Using a custom dataset with deepspeech codes

Question

Using a custom dataset with deepspeech codes

NightFury13 opened this issue 8 years ago · comments

NOTE : This is a continuation thread for any future readers who stumble upon similar issues. Before you start off here, do give the conversation on this issue a read.
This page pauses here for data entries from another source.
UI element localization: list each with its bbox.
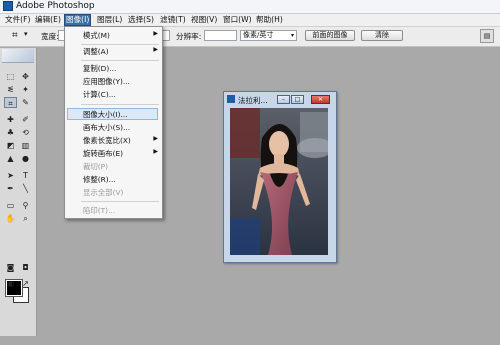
resolution-field[interactable]: [204, 30, 237, 41]
stamp-icon[interactable]: ♣: [4, 127, 17, 138]
crop-icon[interactable]: ⌗: [12, 30, 18, 41]
menu-item-pixel-aspect-ratio[interactable]: 像素长宽比(X): [83, 135, 131, 146]
quick-mask-mode-icon[interactable]: ◘: [19, 262, 32, 273]
menu-item-trap: 陷印(T)...: [83, 206, 116, 215]
menu-item-calculations[interactable]: 计算(C)...: [83, 89, 116, 100]
submenu-arrow-icon: ▶: [153, 148, 158, 155]
lasso-icon[interactable]: ᓬ: [4, 84, 17, 95]
menu-edit[interactable]: 编辑(E): [34, 15, 62, 25]
tool-preset-dropdown[interactable]: ▾: [24, 30, 28, 38]
dodge-icon[interactable]: ●: [19, 153, 32, 164]
healing-icon[interactable]: ✚: [4, 114, 17, 125]
brush-icon[interactable]: ✐: [19, 114, 32, 125]
submenu-arrow-icon: ▶: [153, 135, 158, 142]
close-button[interactable]: ✕: [311, 95, 330, 104]
jump-to-icon[interactable]: ↗: [19, 278, 32, 289]
app-title: Adobe Photoshop: [16, 1, 95, 11]
menu-separator: [81, 60, 159, 61]
menu-separator: [81, 201, 159, 202]
menu-item-mode[interactable]: 模式(M): [83, 30, 110, 41]
line-icon[interactable]: ╲: [19, 183, 32, 194]
menu-item-reveal-all: 显示全部(V): [83, 188, 124, 197]
submenu-arrow-icon: ▶: [153, 46, 158, 53]
path-select-icon[interactable]: ➤: [4, 170, 17, 181]
hand-icon[interactable]: ✋: [4, 213, 17, 224]
menu-item-rotate-canvas[interactable]: 旋转画布(E): [83, 148, 123, 159]
maximize-button[interactable]: □: [291, 95, 304, 104]
document-window[interactable]: 法拉利... – □ ✕: [223, 91, 337, 263]
unit-select[interactable]: 像素/英寸 ▾: [240, 30, 297, 41]
unit-select-value: 像素/英寸: [243, 31, 274, 39]
document-title: 法拉利...: [238, 96, 268, 105]
screen-mode-icon[interactable]: ▣: [4, 278, 17, 289]
slice-icon[interactable]: ✎: [19, 97, 32, 108]
zoom-icon[interactable]: ⌕: [19, 213, 32, 224]
menu-window[interactable]: 窗口(W): [222, 15, 253, 25]
menu-select[interactable]: 选择(S): [127, 15, 155, 25]
menu-separator: [81, 104, 159, 105]
height-field[interactable]: [162, 30, 170, 41]
minimize-button[interactable]: –: [277, 95, 290, 104]
text-icon[interactable]: T: [19, 170, 32, 181]
menu-file[interactable]: 文件(F): [4, 15, 31, 25]
toolbox: ⬚ ✥ ᓬ ✦ ⌗ ✎ ✚ ✐ ♣ ⟲ ◩ ▥ ▲ ● ➤ T ✒ ╲ ▭ ⚲ …: [0, 48, 37, 336]
menu-item-adjust[interactable]: 调整(A): [83, 46, 109, 57]
photoshop-icon: [3, 1, 13, 11]
menu-separator: [81, 44, 159, 45]
front-image-button[interactable]: 前面的图像: [305, 30, 355, 41]
image-menu-dropdown: 模式(M) ▶ 调整(A) ▶ 复制(D)... 应用图像(Y)... 计算(C…: [64, 26, 163, 219]
menu-item-image-size[interactable]: 图像大小(I)...: [83, 109, 128, 120]
eyedropper-icon[interactable]: ⚲: [19, 200, 32, 211]
quick-mask-icon[interactable]: ◙: [4, 262, 17, 273]
menu-item-crop: 裁切(P): [83, 162, 109, 171]
chevron-down-icon: ▾: [290, 32, 294, 39]
menu-item-duplicate[interactable]: 复制(D)...: [83, 63, 116, 74]
menu-item-apply-image[interactable]: 应用图像(Y)...: [83, 76, 130, 87]
menu-help[interactable]: 帮助(H): [255, 15, 284, 25]
marquee-icon[interactable]: ⬚: [4, 71, 17, 82]
toolbox-header: [2, 49, 34, 63]
blur-icon[interactable]: ▲: [4, 153, 17, 164]
menu-item-canvas-size[interactable]: 画布大小(S)...: [83, 122, 130, 133]
menu-filter[interactable]: 滤镜(T): [159, 15, 187, 25]
document-photo: [230, 108, 328, 255]
menu-layer[interactable]: 图层(L): [96, 15, 123, 25]
eraser-icon[interactable]: ◩: [4, 140, 17, 151]
gradient-icon[interactable]: ▥: [19, 140, 32, 151]
document-icon: [227, 95, 235, 103]
magic-wand-icon[interactable]: ✦: [19, 84, 32, 95]
menu-item-trim[interactable]: 修整(R)...: [83, 174, 116, 185]
history-brush-icon[interactable]: ⟲: [19, 127, 32, 138]
notes-icon[interactable]: ▭: [4, 200, 17, 211]
palette-well-icon[interactable]: ▤: [480, 29, 494, 43]
app-titlebar: Adobe Photoshop: [0, 0, 500, 14]
move-icon[interactable]: ✥: [19, 71, 32, 82]
clear-button[interactable]: 清除: [361, 30, 403, 41]
menu-view[interactable]: 视图(V): [190, 15, 218, 25]
width-label: 宽度:: [41, 32, 59, 41]
crop-tool-icon[interactable]: ⌗: [4, 97, 17, 108]
menu-image[interactable]: 图像(I): [64, 14, 92, 26]
submenu-arrow-icon: ▶: [153, 30, 158, 37]
resolution-label: 分辨率:: [176, 32, 202, 41]
pen-icon[interactable]: ✒: [4, 183, 17, 194]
I am trying to use the deepspeech model to train for scenetext tasks on images. So far, I have been able to convert my data to the LMDB format expected by the codes and run the training scripts, but the error acts really goofy and keeps skipping between inf/nan/+ve/-ve values. Initial trials on this included limiting the value of the MaxNorm of gradients to stop the exploding gradients but that didn't help. The next attempt was to replace the original vanilla RNNs of DeepSpeech2 with LSTM layers in hopes of limiting the gradient-explosion. To do so, one needs to change the RNNModule class in DeepSpeech.lua as pointed out by @SeanNaren below.

Change:

local function RNNModule(inputDim, hiddenDim, opt)
    if opt.nGPU > 0 then
        require 'BatchBRNNReLU'
        return cudnn.BatchBRNNReLU(inputDim, hiddenDim)
    else
        require 'rnn'
        return nn.SeqBRNN(inputDim, hiddenDim)
    end
end

to something like:

local function RNNModule(inputDim, hiddenDim, opt)
        require 'cudnn'
        local rnn = nn.Sequential()
        rnn:add(cudnn.BLSTM(inputDim, hiddenDim, 1)
        rnn:add(nn.View(-1, 2, outputDim):setNumInputDims(2)) -- have to sum activations
        rnn:add(nn.Sum(3))
        return rnn
end

@SeanNaren : can you help me out understanding what does the outputDim signify in the changed code? We have the output-dims different from the hidden-dims?

Sean Naren · Answer 1 · Tue Oct 18 2016 19:47:43 GMT+0800 (China Standard Time)

Hey @NightFury13 thanks for this, that's definitely a mistake on my side, it should say hiddenDim! It just reshapes the input to sum the activations rather than have them separate from the bi-directional RNNs :)

Sean Naren · Answer 2 · Wed Oct 19 2016 02:18:29 GMT+0800 (China Standard Time)

Just opened a branch here. Using this branch:

th Train.lua -LSTM -hiddenSize 600 #Just be mindful of the number of parameters

Mohit Jain · Answer 3 · Sun Oct 23 2016 12:20:37 GMT+0800 (China Standard Time)

@SeanNaren Thanks a lot for this! I am facing network issues on my end. Will update with my findings as soon as I am back online!

Sean Naren · Answer 4 · Mon Nov 21 2016 19:11:18 GMT+0800 (China Standard Time)

Going to close this since new information has been added about custom datasets here.